Dump trucks and high visibility jackets could be seen at the site from the Princes Freeway this week, where a 260 metre section of the track had been removed.
A V/Line spokesperson said crews were preparing the site for the arrival of the crane, piling rigs and bridge components yesterday.
While V/Line remains reluctant to commit to a project completion date, the spokesperson said the work was "on schedule" and about 20 people were on site working on the project.
Replacement coaches have been operating between Traralgon and Moe, with city bound services departing 15 minutes earlier than scheduled departure times.
The progress comes after a horror start to the week for Gippsland's public transport commuters, with massive delays experienced across the rail network when lightning and heavy rain took out track signals in parts of the metro network.
The V/Line spokesperson said patronage numbers had not been impacted by the track's closure.
With news of the free travel still yet to sink in for some commuters, some passengers were seen habitually swiping on and off their myki cards yesterday.
"Again we want to thank our customers for their patience and understanding during this period, and want to remind them that free travel is available on the Gippsland line until further notice," the spokesperson said.

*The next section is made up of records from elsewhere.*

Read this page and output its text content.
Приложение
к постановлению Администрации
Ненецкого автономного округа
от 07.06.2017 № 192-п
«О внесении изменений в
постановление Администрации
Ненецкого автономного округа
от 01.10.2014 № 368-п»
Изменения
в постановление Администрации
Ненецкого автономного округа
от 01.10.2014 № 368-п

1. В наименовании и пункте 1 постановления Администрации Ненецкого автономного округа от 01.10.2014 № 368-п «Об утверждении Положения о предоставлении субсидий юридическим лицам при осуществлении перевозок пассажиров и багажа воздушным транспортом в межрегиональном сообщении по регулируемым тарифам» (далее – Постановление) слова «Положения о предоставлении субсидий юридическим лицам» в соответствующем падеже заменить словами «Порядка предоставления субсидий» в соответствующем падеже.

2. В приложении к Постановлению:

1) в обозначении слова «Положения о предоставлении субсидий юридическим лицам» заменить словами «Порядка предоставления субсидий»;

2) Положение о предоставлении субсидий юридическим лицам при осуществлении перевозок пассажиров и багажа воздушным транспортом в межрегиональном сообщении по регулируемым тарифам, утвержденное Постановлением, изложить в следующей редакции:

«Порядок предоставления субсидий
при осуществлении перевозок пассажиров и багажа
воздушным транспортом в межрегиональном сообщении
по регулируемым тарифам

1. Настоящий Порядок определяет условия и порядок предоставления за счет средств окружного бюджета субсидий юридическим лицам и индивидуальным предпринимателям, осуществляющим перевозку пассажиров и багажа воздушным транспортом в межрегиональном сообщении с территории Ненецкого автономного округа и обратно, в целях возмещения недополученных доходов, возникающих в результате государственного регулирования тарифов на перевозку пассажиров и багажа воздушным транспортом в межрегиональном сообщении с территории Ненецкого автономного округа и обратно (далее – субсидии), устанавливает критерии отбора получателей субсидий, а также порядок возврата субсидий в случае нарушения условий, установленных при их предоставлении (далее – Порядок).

Initially scheduled for December, the upgrade was brought forward last week after a routine engineering inspection found concerning levels of corrosion in four large culverts, which feed the Morwell River under the track west of Morwell.
Meanwhile the train line's largest freight user, Australian Paper, has been forced to source emergency road transport amid the rail line's temporary closure.
Transporting more than 300 shipping containers of paper product to Melbourne ports every week across a minimum of seven services, the Morwell bridge closure has cut off a major supply route for the company.
A fully packed freight train sat idle on the line on Friday afternoon, as V/Line announced the track's indefinite closure, before it was eventually allowed to pass through.
Australian Paper national logistics manager Phillip Porter said the company's freight contractor Qube Logistics had reshuffled its broader trucking fleet to meet the sudden shortfall in transport capacity.
Mr Porter said Qube had brought in a fleet of 'Skel' trailers, capable of carrying single shipping containers, while extra 'tautliner' trucks had been brought online.
"Qube has a range of trucks performing different tasks, which they have shuffled... to free them up for us," Mr Porter said.
"The trucks are working on 12-hour shifts so they can do two full trips in that time."